How to make your engagement marketing event produce enough ROI?

What would you like to do more? Spend an entire weekend watching a movie on the Texas Rangers who took down Bonnie and Clyde? Or, would you rather be a part of the team that caught the notorious duo? Netflix is all about experiential marketing these days. The platform wants its audiences to feel the thrill, taking a leaf from HBO’s Westworld experience from the last season. The change in the advertising topography shows that the audience wants more than the traditional billboards, print, and TVCs.

Over the years, several brands have tried to leverage engagement marketing to drive brand awareness and sales. In the last couple of years, it has become absolutely necessary to measure the success of event marketing. It poses a challenge for event marketing experts since it involves evoking emotional responses and driving engagement. Quantifying consumer’s perception of a brand or the impression an event has on the audience is not easy. However, one needs to focus on the metrics that can estimate the returns from a marketing event.

How do you measure the revenue of an experiential marketing event?

It is every marketing team’s responsibility to link the event with the revenue. In Los Angeles, experiential marketing is gaining popularity with the millennial crowd. Millennials have little time to engage in social activities and no time to look up from their digital screens. It is only natural that the traditional forms of marketing that require them to look away from their phones is failing with this target group rapidly. Brands need to take the added step of leveraging the emotion of the target audience to command their attention.

Now, quantifying emotions is not going to be easy, but that does not mean that the top Los Angeles experiential agency settles for non-quantification of the results. According to an engagement marketing expert, here are the three steps that can help you make the job easier –

  1. Establish clear objectives

How can you measure the success of an event, if you have no goal laid out? You can select a mishmash of general goals and specific goals. The broad goals can include getting a specific number of attendees for the event per day, whereas specific goals can consist of getting around 40% repeat audience every day.

While the ulterior goal of every marketing event is to promote the product and boost the sales, any experiential marketing event that pushes sales tend to not do well with the target audience. While planning the event, you should spend more time devising brand awareness methods.

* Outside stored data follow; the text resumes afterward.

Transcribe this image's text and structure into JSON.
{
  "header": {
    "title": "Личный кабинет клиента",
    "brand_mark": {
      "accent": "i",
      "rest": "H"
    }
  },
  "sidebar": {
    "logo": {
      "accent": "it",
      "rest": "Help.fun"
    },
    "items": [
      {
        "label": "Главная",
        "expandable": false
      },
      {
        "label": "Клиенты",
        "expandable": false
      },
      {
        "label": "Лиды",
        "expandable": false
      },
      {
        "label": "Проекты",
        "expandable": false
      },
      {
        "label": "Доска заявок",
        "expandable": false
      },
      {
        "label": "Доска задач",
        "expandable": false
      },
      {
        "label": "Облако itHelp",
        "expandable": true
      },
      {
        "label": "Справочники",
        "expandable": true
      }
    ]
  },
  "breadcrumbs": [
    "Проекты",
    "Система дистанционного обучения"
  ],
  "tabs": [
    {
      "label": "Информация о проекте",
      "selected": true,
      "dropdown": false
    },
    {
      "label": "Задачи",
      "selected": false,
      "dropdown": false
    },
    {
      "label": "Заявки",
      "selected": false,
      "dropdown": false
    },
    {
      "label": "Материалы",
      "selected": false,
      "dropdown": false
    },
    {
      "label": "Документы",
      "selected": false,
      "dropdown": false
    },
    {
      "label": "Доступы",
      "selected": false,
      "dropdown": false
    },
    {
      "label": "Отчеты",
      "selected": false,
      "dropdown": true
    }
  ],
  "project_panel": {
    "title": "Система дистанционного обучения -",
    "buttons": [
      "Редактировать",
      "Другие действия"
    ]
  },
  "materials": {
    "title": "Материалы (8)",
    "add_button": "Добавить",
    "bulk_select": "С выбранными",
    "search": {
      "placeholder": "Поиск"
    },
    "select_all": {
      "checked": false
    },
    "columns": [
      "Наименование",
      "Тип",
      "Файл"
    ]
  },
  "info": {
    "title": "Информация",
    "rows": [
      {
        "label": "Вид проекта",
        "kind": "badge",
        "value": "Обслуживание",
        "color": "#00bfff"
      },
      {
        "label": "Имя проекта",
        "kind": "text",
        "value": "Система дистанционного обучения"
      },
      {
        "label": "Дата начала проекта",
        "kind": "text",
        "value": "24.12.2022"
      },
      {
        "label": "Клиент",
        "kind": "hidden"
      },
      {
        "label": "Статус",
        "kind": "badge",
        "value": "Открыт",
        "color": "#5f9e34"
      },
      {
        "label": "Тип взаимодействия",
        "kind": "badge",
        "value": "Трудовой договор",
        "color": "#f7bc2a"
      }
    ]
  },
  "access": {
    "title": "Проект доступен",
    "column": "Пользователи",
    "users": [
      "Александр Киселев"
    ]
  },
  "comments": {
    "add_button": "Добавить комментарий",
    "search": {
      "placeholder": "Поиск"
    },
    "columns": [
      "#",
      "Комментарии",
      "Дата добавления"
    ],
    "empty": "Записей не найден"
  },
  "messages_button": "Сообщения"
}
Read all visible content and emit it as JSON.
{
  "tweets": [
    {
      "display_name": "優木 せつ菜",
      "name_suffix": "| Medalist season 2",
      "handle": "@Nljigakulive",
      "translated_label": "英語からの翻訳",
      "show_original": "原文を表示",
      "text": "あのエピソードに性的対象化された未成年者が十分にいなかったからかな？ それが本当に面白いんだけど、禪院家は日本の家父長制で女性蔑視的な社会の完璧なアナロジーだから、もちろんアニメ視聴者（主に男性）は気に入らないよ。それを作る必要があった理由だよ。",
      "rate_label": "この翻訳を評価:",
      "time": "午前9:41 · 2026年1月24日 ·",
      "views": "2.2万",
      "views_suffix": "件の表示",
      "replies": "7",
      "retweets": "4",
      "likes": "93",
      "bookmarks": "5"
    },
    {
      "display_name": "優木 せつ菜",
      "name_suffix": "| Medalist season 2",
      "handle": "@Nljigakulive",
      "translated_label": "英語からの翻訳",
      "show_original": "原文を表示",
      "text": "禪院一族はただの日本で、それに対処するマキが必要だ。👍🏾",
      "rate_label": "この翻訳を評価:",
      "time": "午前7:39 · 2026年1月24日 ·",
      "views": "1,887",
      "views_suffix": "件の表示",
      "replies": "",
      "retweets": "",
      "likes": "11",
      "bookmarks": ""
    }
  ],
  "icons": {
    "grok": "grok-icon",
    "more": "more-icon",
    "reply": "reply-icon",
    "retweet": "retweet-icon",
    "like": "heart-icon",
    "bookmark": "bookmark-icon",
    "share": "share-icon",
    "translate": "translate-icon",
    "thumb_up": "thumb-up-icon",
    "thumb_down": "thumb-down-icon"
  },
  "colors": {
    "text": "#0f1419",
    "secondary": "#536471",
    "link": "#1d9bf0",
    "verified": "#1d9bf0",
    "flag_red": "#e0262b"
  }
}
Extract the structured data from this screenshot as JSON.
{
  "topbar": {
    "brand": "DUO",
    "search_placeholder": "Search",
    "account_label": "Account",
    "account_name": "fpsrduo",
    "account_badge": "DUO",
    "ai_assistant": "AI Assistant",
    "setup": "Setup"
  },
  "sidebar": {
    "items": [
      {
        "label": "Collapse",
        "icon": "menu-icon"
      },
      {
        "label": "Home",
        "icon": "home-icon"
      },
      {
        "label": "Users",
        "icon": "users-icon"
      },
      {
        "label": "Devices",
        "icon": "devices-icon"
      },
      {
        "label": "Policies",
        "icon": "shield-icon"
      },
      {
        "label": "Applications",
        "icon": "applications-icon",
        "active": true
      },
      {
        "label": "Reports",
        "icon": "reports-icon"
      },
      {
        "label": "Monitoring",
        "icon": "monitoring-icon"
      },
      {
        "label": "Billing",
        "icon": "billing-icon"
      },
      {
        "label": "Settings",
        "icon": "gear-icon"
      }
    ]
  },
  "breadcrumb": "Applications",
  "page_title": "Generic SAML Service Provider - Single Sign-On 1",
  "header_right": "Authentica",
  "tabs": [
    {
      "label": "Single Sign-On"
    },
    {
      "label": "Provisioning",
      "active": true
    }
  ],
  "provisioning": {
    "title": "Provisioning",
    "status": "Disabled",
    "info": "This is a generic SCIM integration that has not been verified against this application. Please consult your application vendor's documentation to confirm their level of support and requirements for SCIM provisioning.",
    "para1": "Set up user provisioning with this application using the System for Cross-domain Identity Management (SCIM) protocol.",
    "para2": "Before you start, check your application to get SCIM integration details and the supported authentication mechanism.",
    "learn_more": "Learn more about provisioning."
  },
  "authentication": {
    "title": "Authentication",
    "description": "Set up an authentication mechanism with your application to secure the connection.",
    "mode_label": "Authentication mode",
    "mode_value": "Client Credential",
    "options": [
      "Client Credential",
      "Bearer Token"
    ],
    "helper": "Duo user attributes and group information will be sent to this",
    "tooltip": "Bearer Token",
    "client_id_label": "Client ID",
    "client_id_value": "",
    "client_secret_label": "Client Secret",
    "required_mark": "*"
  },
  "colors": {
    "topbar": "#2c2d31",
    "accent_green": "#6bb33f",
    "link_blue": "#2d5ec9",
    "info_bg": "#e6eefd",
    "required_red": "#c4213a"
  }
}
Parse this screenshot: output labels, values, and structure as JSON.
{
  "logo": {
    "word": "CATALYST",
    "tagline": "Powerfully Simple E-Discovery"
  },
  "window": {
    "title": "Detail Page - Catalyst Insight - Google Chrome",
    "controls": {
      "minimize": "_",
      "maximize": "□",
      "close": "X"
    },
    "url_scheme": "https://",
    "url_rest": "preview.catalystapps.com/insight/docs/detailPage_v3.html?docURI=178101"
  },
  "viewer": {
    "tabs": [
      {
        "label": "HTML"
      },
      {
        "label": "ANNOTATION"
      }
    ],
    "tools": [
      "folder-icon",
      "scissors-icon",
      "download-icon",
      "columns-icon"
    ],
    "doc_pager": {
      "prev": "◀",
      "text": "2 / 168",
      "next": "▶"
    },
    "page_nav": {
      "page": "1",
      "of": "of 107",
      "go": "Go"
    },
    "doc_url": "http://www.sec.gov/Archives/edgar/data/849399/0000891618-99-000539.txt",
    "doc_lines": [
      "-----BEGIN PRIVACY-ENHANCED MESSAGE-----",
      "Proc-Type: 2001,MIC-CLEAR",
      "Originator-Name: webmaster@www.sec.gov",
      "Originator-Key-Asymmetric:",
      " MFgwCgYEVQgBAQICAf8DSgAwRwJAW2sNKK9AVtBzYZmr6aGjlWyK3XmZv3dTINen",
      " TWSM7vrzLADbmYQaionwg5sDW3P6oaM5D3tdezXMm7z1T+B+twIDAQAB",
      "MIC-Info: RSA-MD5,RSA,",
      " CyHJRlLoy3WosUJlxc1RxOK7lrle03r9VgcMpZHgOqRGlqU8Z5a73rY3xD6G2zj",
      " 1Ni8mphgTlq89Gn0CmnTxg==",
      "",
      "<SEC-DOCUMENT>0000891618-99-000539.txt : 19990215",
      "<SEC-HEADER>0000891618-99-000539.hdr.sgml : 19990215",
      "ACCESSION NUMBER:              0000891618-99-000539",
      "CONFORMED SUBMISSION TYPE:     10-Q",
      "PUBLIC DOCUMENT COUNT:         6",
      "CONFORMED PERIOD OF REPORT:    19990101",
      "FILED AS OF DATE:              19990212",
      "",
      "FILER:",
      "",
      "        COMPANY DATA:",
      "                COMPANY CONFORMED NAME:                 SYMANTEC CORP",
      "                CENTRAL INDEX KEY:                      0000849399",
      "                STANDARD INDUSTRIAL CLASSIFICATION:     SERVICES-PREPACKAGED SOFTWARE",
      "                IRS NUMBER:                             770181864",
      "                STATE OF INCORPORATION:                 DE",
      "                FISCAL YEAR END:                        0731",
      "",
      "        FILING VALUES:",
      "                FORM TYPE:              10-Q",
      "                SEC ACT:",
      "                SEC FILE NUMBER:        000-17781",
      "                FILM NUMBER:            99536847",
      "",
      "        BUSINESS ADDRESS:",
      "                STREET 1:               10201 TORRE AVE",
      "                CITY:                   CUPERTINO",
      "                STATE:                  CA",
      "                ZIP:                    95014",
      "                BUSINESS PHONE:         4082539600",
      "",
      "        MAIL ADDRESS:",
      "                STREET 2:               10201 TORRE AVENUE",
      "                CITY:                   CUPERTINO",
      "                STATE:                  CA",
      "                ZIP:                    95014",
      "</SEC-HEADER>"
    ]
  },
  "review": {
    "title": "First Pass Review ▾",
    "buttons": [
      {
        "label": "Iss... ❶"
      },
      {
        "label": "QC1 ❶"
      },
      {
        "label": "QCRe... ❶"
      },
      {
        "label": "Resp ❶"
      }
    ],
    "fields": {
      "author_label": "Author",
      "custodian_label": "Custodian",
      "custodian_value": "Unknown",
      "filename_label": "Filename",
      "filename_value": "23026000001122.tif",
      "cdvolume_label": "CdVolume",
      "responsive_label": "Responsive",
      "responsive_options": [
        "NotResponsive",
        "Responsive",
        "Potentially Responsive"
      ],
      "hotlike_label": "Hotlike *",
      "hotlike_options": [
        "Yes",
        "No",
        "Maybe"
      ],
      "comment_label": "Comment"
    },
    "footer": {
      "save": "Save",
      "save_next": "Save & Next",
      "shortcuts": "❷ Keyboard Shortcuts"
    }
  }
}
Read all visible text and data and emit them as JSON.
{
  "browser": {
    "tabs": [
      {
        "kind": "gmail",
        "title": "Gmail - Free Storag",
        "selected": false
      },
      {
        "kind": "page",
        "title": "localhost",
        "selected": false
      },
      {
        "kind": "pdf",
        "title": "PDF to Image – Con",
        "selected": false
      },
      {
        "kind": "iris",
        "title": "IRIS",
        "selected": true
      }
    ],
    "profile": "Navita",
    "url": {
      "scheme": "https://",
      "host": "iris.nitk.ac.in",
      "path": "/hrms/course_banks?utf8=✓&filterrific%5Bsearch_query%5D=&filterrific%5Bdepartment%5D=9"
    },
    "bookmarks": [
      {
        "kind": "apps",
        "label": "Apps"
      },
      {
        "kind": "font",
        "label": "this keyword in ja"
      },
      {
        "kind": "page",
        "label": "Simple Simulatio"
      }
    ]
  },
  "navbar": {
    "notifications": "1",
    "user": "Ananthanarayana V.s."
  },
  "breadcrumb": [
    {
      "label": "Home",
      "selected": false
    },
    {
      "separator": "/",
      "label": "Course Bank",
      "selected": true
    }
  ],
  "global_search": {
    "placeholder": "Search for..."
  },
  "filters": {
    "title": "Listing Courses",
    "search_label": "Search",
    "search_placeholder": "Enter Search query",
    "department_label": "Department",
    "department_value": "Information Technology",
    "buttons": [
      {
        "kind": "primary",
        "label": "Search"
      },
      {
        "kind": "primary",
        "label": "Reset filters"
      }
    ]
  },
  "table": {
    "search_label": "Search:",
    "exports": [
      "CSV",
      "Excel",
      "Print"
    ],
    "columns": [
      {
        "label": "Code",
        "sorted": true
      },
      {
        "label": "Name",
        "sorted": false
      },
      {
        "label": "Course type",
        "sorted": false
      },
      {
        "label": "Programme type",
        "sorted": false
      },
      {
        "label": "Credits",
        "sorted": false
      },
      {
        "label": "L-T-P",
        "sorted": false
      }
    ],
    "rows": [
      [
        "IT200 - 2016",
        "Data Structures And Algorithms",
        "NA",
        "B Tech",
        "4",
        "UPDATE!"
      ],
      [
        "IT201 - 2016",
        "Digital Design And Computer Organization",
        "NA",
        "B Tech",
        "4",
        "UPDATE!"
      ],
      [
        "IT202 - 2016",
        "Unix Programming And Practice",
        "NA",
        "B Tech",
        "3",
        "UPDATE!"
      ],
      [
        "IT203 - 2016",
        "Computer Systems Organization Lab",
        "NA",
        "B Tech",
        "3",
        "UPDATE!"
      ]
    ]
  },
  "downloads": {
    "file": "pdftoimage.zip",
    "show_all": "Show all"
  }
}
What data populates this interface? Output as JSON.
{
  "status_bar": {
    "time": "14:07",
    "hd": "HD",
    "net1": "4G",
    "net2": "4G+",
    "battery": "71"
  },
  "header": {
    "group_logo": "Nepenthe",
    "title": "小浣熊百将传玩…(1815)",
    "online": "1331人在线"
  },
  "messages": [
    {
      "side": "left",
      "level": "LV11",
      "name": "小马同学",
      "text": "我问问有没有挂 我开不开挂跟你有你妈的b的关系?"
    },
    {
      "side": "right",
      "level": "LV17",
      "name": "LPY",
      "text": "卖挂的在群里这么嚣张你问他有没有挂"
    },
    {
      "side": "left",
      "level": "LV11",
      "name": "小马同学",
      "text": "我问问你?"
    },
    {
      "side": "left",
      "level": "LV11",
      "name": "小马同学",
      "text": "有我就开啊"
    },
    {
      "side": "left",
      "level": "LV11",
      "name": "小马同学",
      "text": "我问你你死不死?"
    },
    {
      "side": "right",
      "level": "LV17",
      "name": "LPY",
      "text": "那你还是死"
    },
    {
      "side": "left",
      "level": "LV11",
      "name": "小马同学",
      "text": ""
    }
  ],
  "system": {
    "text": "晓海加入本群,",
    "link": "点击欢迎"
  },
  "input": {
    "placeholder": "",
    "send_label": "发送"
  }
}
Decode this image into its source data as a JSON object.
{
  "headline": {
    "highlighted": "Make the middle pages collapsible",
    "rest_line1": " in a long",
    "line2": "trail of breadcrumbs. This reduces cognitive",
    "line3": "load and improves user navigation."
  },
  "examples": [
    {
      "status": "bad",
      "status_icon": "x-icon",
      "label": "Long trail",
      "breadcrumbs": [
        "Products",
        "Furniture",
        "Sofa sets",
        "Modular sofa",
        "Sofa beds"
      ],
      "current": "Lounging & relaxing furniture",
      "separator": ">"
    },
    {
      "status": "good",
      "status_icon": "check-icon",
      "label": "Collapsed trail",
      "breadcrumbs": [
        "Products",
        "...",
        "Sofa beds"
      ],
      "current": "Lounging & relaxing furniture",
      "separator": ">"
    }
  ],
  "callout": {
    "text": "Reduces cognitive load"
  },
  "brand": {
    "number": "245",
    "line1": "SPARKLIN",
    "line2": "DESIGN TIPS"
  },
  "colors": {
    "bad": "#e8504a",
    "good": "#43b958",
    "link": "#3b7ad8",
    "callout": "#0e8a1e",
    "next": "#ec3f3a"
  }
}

You might want to create social media contests, introduce new branded hashtags and photo contests on Instagram. Nonetheless, it will only show you returns, when you have laid out the goals, and you have the results for comparison.

  1. Measure the progress

Sometimes, it is difficult to estimate the reach of a brand campaign or event when there is no specific goal. The moment you set goals for your event, you introduce valid KPI metrics. Your target numbers are there for tracking, and merely allocating them during the kickoff meeting will not do you much good unless you are monitoring them in real-time. These numbers will help you keep track of your progress and reach.

There are a few quantifiable metrics that everyone should follow during an event. These include the total number of attendees, the number of repeat attendees, total number of sign-ins, mentions on social media and many more. Collecting contact numbers and email addresses on the site of the event can help in translating the attendee presence into long-term online engagement.

  1. Quantify the attention of your consumer

That is something not a lot of experiential marketing companies in LA can do. The quantification of any experience is critical in the understanding of the brand’s impression on the target audience.

A very novel marketing concept – Attention Quotient, measures the attention of the consumer. This metric is the product of the research of a Harvard Business School professor and marketing expert. The expert covers three similar parameters that have the potential to measure the effect of an event throughout the marketing funnel. The model includes the amplification effects of activation on social media channels, local visuals, and traditional media channels.

Audiences in Los Angeles are smart. The years of lousy concert setups and terrible promotional event experiences have taught them that not every flashy event is worth spending the money. When promoting a new brand or product in LA, any brand is better off coupling their activation events with big-name-events and concerts that draw hundreds and thousands of attendees from all across the city. Smartly coupling your brand awareness campaign with an already popular event that targets your audience can help you save money and give you reliable metrics for evaluation.